Humor in speeches: How to play with fire
It’s not enough to craft a zinger, devise a pun or lampoon a pop-culture icon. You must fit the jest to the occasion, the audience and your speaker. Here’s how to strike while the irony’s hot.
One terrific perk of speechwriting is that it lets you indulge your sense of humor. Nearly every time you write a speech, there’s a chance to include at least one joke.
That’s not something most other communicators get to do nearly as often. (Try slipping a one-liner into the annual report some time. Let me know how that goes.)
It isn’t an indulgence—or at least, it isn’t just an indulgence. Humor has real communication power. It humanizes your speaker, builds rapport with an audience and can help overcome hostility, suspicion and resistance to new ideas.

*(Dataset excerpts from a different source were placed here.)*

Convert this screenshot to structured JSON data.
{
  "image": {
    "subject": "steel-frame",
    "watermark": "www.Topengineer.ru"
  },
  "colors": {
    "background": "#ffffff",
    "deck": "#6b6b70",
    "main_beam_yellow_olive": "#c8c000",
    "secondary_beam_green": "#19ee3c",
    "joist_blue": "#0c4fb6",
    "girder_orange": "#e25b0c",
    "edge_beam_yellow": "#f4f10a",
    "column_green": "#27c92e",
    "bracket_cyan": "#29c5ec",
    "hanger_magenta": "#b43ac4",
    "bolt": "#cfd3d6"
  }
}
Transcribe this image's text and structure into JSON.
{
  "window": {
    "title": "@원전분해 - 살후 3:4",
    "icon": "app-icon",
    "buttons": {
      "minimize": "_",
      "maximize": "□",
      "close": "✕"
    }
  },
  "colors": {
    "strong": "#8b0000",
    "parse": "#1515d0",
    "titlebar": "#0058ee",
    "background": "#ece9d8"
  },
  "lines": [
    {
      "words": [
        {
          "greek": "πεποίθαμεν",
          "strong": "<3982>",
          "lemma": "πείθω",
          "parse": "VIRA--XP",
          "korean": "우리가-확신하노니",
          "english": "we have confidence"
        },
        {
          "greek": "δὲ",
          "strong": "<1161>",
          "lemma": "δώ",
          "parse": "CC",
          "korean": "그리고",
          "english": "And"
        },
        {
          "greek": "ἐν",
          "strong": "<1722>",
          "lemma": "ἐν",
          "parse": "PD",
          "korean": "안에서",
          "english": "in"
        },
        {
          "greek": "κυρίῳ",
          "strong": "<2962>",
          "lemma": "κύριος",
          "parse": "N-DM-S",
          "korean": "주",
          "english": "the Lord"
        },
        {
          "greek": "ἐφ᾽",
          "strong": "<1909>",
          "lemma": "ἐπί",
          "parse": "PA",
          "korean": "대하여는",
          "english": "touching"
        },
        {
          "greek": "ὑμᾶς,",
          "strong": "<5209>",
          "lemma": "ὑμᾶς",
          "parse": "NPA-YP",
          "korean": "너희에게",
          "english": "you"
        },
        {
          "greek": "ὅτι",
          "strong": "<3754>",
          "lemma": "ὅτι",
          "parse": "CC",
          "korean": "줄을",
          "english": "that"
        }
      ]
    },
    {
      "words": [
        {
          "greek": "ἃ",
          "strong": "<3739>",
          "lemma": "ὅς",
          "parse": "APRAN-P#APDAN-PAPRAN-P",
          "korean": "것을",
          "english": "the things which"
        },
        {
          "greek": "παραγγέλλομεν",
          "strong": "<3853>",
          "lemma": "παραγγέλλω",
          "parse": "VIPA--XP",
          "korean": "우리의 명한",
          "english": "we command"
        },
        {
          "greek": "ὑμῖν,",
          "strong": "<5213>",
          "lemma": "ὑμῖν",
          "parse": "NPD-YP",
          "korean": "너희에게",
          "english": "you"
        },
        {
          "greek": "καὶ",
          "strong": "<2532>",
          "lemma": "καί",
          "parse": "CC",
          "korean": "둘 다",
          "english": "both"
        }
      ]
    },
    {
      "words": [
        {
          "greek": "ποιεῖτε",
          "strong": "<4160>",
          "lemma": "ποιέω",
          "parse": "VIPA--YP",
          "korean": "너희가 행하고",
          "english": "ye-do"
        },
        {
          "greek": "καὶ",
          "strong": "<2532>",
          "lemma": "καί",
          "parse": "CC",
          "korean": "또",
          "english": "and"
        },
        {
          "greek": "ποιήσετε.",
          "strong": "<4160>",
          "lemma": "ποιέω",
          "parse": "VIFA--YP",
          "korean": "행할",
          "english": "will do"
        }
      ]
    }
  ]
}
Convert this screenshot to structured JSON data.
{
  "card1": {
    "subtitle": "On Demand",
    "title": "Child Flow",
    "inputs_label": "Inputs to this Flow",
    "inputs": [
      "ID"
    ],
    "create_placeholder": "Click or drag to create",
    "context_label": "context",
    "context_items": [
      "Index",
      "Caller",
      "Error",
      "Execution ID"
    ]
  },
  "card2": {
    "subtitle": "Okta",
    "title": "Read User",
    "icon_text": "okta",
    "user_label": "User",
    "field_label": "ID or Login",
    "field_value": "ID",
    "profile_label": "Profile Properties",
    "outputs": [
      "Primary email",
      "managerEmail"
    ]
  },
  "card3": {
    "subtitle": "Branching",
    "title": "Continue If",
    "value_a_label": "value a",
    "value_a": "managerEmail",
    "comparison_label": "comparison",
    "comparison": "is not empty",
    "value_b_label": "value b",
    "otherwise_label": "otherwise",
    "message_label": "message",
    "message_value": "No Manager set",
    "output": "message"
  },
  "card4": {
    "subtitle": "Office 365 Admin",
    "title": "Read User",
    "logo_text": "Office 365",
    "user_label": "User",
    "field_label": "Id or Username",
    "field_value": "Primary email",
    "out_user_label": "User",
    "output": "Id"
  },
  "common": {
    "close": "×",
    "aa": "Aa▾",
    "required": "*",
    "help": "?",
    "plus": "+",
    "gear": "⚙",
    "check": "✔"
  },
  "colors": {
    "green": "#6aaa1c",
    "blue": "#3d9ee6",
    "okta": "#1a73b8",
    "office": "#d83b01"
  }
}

Written or delivered badly, however, a joke can work against your speaker, which gives us a responsibility to use humor carefully and sensibly.
We have a duty, after all, to help our speakers deliver their stories as authentically and effectively as we can. We have a secondary duty to the audience, because inflicting a dud on them is inhumane.
If you believe, as I do, that jokes have a tiny soul that can be redeemed by laughter or scorched by indifference, then we have a duty to the jokes themselves: to hone them to razor sharpness, and not to send them out to die needlessly if we don’t think the speaker can deliver them.